Nach mehreren Schüssen am Donnerstagmorgen (29. August) auf ein Mehrfamilienhaus in Köln-Ostheim sucht die Polizei Zeugen.
Polizei sucht ZeugenSchüsse auf Haus in Köln-Ostheim – Tat der Mocro-Mafia?
Das Team der Spurensicherung benötigt am Donnerstagvormittag in Ostheim jede Menge gelber Karten, um die Lage in den Griff zu bekommen. Mit den Karten markieren die Ermittlerinnen und Ermittler Einschusslöcher in einem dunkelweißen Mehrfamilienhaus in der Servatiusstraße. Kleiner Vorgarten, unprätentiöse Architektur. Die blaue Haustür ist von einer Kugel durchbohrt worden, ebenso die Rollläden samt Fensterscheibe im Erdgeschoss sowie eine Scheibe in der ersten Etage. Die Einschläge in der Hauswand sehen aus, als habe jemand mit einer automatischen Waffe recht ungezielt, dafür aber anhaltend auf das Haus gefeuert.
4.30 Uhr in Köln-Ostheim: Nachbarn hören Schüsse
Es ist 4.30 Uhr am Donnerstagmorgen, als die Hausbewohner durch Schusssalven aus dem Schlaf gerissen werden. Ein Bewohner sieht sich auf der Straße um und entdeckt die Einschusslöcher im Haus. Dann wählt er den Notruf. Ob der oder die Täter aus einem Auto gefeuert haben, ist nun Gegenstand der Ermittlungen. Wie immer bei solchen Taten sucht die Polizei Zeugen.
Im Kreise der Ermittlungsbehörden spricht niemand offen das Wort „Mocro-Mafia“ aus. In den Niederlanden ist „Mocro“ ein umgangssprachliches Wort für Marokkaner. Hierzulande ist der Begriff zum Synonym für eine ausufernde Gewaltkriminalität im Drogenmilieu geworden – Marokko galt über einen langen Zeitraum als Zentrum des Cannabisanbaus. Ende Juni detonierte ein Sprengsatz in einem Hauseingang in der Mülheimer Keupstraße, anschließend häuften sich die Taten. Explosionen in Eingängen, Schüsse auf Häuser, dies alles soll das Werk niederländischer Drogenkrimineller sein, die auf Rachefeldzug sind.

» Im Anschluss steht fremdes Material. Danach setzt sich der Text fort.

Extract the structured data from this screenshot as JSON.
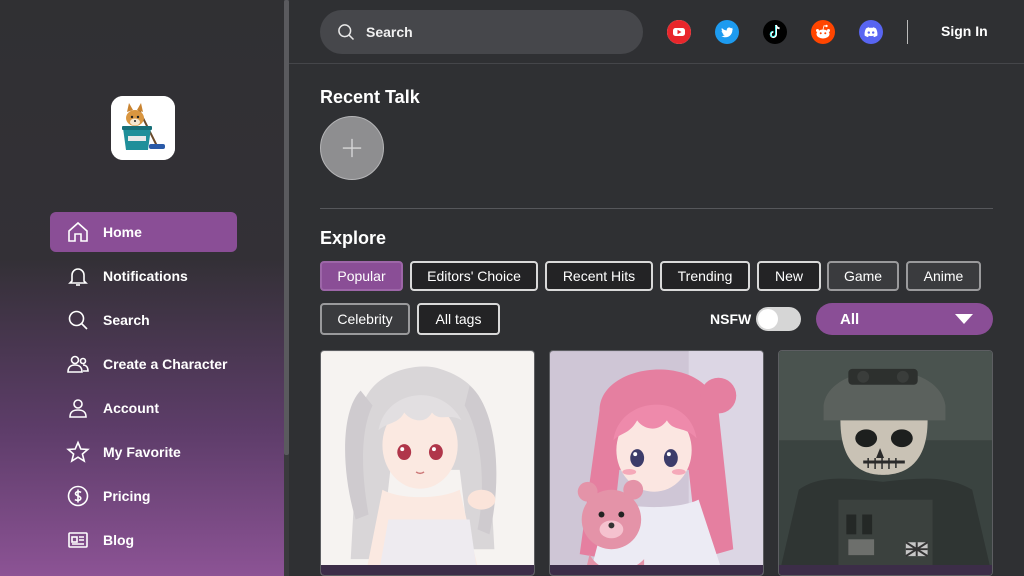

Als Auslöser für die Unruhe im professionellen Drogenmilieu gilt der Einbruch in eine Lagerhalle in Hürth-Kalscheuren. Hier soll eine erhebliche Menge Cannabis verschwunden sein, die offenbar der Mocro-Mafia gehörte. Von 300 Kilogramm ist die Rede, der Straßenverkaufswert übersteigt die Million. Der Diebstahl wird offenbar einer kurdischen Drogenbande aus dem rechtsrheinischen Köln zugerechnet, die sich im Clinch mit der niederländischen Gruppierung befindet. Auch eine Geiselnahme Anfang Juli wird dem Themenkomplex zugerechnet, Spezialkräfte der Polizei hatten zwei Personen aus einer Villa in Rodenkirchen befreit. Laut Staatsanwaltschaft gibt es inzwischen 25 Ermittlungsverfahren und 20 Beschuldigte, von denen zwölf in Untersuchungshaft sitzen.
„Unstrittig sind die Bezüge in die Niederlande. Wie aber genau die Verbindungen aussehen, ist nach wie vor Gegenstand der Ermittlungen“, sagt Staatsanwältin Stephanie Beller. Eindeutige Hinweise auf das Bestehen einer mafiösen Vereiniogung gebe es bislang nicht. Bei der Kölner Staatsanwaltschaft kümmert sich die Abteilung für Organisierte Kriminalität um die Fälle, die sich in den vergangenen Wochen im Rheinland ausgebreitet haben. Die Polizei hat die Ermittlungskommission „Sattla“ eingerichtet - die arabische Bezeichnung für Haschisch. Etwa 50 Personen versuchen Verdächtige zu ermitteln und die Querverbindungen zwischen Fällen und Personen zu rekonstruieren. Eine Mammutaufgabe.
Thema Mocro erreicht den Landtag
Das Thema hat inzwischen den Innenausschuss des Düsseldorfer Landtags erreicht, wo auch die Verwicklung eines Bonner Polizisten in die kriminellen Machenschaften aufgearbeitet werden soll. Das Spurenbild in der Servatiusstraße in Ostheim gibt einen Hinweis auf die Skrupellosigkeit der Kriminellen. Neben der gelben Spurenkarte mit der Nummer 3.15 liegt eine üppige Patronenhülse, die wohl von einer automatischen Waffe stammt. Knapp 20 Kugeln haben das Haus getroffen.